In Chicago, that station was WSNS, Channel 44. It’s now a Telemundo affiliate, but in the early ’70s it funneled endless hours of cheap, dubbed Japanese kids’ shows into young, moldable brains. Ultraman was by far the best of the lot. As for the others, it was pretty much a race to be the most ridiculous. While Spectreman took home the gold, Johnny Sokko and His Flying Robot was a close contender.
Johnny Sokko (aka Giant Robo in Japan) was a live-action show about a kid who wound up owning an enormous, rocket-propelled and horribly beweaponed automaton purely by dint of being the first person to speak into its remote control. As all robot-owning children inevitably were, Johnny found himself drafted into a spy organization. Unicorn used its super-science to fend off invasion by alien Emperor Guillotine and his Gargoyle Gang.
Here’s a fun fact: both Johnny and his friend Mari (a 9-year-old girl) not only carried guns, but engaged in shootouts with Guillotine’s agents.

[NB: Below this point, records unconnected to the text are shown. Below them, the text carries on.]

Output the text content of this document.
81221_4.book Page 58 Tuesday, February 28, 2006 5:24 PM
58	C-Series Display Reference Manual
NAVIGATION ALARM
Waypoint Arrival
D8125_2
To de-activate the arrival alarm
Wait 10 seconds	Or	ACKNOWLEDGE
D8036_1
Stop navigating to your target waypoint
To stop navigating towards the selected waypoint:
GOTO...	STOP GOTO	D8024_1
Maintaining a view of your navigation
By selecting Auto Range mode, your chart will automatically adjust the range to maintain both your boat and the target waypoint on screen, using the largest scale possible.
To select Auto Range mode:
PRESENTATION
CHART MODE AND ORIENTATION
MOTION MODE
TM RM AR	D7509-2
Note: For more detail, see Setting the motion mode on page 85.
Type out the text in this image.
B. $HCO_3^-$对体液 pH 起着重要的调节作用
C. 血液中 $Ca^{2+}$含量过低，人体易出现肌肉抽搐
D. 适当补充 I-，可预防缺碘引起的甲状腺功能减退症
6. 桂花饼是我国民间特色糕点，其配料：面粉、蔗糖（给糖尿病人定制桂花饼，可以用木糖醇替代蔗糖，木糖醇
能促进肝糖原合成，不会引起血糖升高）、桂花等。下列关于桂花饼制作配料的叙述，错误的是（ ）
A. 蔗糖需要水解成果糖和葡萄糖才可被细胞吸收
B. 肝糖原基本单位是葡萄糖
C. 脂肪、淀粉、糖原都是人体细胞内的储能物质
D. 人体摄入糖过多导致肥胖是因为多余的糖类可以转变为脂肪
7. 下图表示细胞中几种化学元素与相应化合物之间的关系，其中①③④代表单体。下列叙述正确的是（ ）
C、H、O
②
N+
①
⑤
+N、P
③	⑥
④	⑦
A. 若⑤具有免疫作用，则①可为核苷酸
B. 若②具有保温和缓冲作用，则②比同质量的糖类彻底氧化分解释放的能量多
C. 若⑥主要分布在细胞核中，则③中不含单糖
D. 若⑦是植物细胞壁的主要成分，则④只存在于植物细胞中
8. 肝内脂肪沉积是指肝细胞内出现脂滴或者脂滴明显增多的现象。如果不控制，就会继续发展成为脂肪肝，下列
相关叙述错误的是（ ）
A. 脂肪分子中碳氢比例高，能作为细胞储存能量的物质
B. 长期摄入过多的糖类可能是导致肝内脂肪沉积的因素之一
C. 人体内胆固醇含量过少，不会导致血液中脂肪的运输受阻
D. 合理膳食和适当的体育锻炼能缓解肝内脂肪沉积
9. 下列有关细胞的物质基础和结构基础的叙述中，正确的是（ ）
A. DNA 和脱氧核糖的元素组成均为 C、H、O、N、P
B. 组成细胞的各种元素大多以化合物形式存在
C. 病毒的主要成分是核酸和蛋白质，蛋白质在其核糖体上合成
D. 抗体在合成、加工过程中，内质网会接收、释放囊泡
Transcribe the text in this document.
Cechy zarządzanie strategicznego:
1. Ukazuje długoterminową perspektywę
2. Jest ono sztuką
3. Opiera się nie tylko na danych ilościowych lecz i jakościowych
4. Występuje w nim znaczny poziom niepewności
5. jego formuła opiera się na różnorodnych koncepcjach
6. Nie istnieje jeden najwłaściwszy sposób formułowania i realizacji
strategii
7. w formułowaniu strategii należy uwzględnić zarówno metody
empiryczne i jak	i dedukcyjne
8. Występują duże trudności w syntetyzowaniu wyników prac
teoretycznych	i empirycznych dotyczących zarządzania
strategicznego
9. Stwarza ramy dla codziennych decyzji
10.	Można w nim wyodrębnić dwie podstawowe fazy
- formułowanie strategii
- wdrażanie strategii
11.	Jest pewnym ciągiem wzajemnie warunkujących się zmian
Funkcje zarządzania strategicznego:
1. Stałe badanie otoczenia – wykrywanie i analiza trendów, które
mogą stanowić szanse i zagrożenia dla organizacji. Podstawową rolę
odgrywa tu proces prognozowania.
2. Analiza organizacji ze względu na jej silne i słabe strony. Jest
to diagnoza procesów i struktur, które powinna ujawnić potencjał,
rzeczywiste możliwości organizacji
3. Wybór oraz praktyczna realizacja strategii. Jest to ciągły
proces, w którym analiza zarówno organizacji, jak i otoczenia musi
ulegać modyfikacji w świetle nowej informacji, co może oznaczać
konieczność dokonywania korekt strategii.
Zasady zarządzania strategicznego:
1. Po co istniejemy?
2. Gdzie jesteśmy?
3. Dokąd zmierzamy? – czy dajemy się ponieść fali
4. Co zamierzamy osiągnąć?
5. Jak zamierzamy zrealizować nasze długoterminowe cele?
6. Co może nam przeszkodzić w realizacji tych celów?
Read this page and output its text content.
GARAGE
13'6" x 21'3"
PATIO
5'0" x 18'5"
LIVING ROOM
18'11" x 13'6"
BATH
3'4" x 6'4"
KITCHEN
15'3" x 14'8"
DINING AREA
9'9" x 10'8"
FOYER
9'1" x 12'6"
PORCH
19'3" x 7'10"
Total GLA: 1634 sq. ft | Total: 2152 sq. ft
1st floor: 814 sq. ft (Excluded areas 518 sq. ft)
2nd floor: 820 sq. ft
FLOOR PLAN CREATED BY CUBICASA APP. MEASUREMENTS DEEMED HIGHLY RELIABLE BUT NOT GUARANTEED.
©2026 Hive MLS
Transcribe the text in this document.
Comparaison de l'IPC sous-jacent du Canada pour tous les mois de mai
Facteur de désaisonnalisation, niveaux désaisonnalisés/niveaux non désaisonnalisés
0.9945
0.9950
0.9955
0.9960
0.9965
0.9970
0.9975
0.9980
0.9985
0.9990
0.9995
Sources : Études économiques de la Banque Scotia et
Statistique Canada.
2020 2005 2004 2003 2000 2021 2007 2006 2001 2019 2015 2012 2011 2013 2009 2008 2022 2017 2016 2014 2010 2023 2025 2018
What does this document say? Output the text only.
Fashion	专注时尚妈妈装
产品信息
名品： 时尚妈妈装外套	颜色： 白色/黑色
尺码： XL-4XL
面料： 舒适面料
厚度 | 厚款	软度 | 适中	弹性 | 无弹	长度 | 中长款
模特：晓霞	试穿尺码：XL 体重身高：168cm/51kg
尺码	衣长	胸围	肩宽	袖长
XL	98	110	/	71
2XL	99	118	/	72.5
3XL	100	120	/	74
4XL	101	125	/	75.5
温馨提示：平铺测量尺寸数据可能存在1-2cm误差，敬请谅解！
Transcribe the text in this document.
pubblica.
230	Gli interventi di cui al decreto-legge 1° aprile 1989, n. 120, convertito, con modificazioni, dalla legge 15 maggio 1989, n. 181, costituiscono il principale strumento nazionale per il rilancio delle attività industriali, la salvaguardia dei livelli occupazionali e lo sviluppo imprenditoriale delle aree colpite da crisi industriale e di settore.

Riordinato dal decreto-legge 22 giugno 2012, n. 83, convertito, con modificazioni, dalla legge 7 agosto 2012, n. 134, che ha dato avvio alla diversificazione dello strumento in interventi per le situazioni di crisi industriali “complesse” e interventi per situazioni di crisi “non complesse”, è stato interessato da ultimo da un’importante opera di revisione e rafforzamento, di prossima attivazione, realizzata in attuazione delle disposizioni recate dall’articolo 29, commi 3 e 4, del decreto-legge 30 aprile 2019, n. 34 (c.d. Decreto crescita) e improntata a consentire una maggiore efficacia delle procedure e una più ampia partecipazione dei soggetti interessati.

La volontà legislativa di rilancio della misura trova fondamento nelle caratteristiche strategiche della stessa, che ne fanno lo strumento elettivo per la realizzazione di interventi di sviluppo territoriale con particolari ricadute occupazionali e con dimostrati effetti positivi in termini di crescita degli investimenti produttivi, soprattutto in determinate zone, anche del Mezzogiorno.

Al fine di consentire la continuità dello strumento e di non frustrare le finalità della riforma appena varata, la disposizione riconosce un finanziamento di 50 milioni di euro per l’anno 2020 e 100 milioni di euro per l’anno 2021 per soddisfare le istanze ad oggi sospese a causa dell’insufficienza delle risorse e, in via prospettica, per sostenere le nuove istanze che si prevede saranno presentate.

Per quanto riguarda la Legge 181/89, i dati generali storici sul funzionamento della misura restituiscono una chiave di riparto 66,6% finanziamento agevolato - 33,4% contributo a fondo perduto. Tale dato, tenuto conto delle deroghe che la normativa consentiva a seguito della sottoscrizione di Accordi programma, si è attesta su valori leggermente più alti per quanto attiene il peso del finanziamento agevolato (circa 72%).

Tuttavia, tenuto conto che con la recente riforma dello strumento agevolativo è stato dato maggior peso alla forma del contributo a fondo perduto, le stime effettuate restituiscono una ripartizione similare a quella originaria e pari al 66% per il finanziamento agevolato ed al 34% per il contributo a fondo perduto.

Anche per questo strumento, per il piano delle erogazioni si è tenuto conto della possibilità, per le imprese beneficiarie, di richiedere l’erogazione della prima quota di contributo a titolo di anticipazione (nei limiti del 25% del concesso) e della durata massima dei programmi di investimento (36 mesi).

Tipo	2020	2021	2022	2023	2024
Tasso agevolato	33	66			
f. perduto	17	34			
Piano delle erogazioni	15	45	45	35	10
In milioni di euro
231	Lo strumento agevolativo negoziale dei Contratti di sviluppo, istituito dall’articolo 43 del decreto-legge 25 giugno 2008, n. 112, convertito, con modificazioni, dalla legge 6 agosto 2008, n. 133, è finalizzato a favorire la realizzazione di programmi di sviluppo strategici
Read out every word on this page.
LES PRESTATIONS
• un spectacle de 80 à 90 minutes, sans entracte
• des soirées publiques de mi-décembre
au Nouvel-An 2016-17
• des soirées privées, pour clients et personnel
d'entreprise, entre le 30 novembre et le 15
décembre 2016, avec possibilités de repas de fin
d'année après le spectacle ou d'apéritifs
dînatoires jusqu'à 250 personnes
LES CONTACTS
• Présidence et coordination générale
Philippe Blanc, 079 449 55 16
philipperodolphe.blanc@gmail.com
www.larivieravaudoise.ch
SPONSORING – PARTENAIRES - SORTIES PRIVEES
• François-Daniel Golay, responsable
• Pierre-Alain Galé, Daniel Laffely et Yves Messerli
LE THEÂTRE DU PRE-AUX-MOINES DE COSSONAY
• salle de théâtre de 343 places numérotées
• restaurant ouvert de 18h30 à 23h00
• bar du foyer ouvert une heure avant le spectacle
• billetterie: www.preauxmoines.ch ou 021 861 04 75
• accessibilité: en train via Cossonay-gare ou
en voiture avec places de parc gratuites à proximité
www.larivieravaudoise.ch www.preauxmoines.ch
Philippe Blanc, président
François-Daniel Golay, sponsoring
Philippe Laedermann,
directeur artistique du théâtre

Ladies and gentlemen, kids’ TV circa 1972.
One of the most memorable menaces foisted on Earth by the Gargoyle Gang was the terrible…
|Monster Island Nickname||Squints|
|Hails From||An Unbelievably Large Face Somewhere|
|Movies Appeared In
(not counting stock footage)
|1 (strictly speaking, a TV series)|
A flying eyeball with dangling, jellyfish-like tentacles, Opticon has strange powers beyond those of mortal sense organs. He (or she? it’s hard to tell) can emit a blinding beam of light and create a vortex that sucks people and even automobiles into his pupil. Where they become Gargoyle’s prisoners. Somehow.
In one scene, he fires a rocket with a note tied to it. That’s right, the would-be Emperor of Earth sends his ultimatums by handwritten letter.
When it comes time for the throwdown with Giant Robo, Opticon conveniently grows a pair of legs. (According to one of the Unicorn agents, Opticon floats by night and walks by day, but really, that’s just wild speculation on his part.) Robo mercilessly pummels him in the eyeball. That may seem cruel, but keep in mind that Opticon is pretty much all eyeball. The monster gets in a couple of kicks with its newly-minted limbs, but–lacking arms–is at a pretty severe disadvantage.
Another one of Emperor Guillotine’s minions is a giant, flying hand. If it ever teamed up with Opticon, the pair would be unstoppable!